4. Levha: İhlas ve Rıza Eksenli Mücadele
> Metin: “Hüner, RIZA-YI İLAHÎYİ kazanmakladır. Sen neci oluyorsun ki, böyle hırs ile “Herkes beni dinlesin” diye vazifeni unutup, vazife-i İlahiyeye karışıyorsun? Kabul ettirmek, senin etrafına halkı toplamak Cenab-ı Hakk’ın vazifesidir. Vazifeni yap, Allah’ın vazifesine karışma.” > Kaynak: Risale-i Nur – Lem’alar (21. Lem’a / İhlas Risalesi) –
>
İzah ve Araştırma:
İslam düşünce tarihinde “İhlas”, amelin ruhu olarak kabul edilir. Bu metin, insanın enesini okşayan “başarılı olma”, “çok takip edilme”, “alkışlanma” gibi zahiri göstergeleri yerle bir eder.

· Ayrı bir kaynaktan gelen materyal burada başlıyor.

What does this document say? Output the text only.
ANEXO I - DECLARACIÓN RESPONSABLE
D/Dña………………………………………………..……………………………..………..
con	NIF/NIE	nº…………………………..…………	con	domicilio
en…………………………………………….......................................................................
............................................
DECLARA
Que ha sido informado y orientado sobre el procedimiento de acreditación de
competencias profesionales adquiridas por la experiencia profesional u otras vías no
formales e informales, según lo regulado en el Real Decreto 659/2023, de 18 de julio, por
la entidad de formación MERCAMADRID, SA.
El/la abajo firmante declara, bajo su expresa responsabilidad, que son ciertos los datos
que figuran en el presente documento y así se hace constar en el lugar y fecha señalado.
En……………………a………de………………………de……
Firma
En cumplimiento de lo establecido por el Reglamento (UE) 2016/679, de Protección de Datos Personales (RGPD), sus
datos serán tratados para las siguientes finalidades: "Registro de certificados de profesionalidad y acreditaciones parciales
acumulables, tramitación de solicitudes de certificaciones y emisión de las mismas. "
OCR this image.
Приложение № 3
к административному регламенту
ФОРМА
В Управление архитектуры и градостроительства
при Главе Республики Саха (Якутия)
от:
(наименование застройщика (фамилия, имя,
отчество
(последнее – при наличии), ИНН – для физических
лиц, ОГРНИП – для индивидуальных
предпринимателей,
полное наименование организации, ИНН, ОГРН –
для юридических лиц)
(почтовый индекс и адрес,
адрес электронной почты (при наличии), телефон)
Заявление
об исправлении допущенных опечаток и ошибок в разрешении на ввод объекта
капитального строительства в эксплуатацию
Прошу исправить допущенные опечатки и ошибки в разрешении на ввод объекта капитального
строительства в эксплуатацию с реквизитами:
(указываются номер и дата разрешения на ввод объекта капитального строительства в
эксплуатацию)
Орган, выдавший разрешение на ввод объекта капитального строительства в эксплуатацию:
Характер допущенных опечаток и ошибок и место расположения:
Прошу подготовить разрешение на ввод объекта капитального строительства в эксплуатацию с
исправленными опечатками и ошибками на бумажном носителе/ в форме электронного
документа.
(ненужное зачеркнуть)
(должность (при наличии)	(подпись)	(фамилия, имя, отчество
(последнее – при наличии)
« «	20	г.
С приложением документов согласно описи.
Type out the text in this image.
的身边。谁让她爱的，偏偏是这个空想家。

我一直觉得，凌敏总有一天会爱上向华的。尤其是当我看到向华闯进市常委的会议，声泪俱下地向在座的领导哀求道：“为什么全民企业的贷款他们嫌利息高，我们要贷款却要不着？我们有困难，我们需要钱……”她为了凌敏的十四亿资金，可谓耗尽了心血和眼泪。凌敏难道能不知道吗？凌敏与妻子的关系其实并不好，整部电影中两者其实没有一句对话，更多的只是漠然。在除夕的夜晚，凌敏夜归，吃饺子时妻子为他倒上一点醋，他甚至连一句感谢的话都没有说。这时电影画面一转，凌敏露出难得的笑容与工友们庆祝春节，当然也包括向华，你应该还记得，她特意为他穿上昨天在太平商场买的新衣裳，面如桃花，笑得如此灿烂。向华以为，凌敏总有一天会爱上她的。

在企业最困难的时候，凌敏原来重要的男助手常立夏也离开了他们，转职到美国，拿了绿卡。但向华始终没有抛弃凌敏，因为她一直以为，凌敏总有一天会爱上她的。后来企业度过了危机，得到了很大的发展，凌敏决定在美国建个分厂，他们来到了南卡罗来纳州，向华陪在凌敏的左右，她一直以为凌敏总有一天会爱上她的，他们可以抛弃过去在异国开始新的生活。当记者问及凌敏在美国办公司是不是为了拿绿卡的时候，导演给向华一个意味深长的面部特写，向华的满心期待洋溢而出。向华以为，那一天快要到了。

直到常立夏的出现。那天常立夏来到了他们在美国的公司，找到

Modern dünyada başarı, nicelikle (sayı, para, takipçi) ölçülürken; Bediüzzaman başarıyı (hüneri), sadece “Allah’ın rızası” olarak tanımlar. Burada çok ince bir sınır çizilir: Tebliğ (anlatmak) kulun faaliyeti, tesir (kalbe kabul ettirmek) Allah’ın takdiridir. Kişi, insanları toplama hırsına kapıldığında, aslında Allah’ın hükümranlık alanına (Rububiyetine) müdahale etmeye çalışmaktadır. Bu, gizli bir şirk ve büyük bir edepsizliktir. Tarihte peygamberlerin dahi “Bizim vazifemiz sadece tebliğdir” diyerek neticeyi Allah’a bıraktıkları görülür. Bu düstur, hizmet eden insanı stresten, riyadan (gösterişten) ve sonuç odaklı tükenmişlikten kurtarır.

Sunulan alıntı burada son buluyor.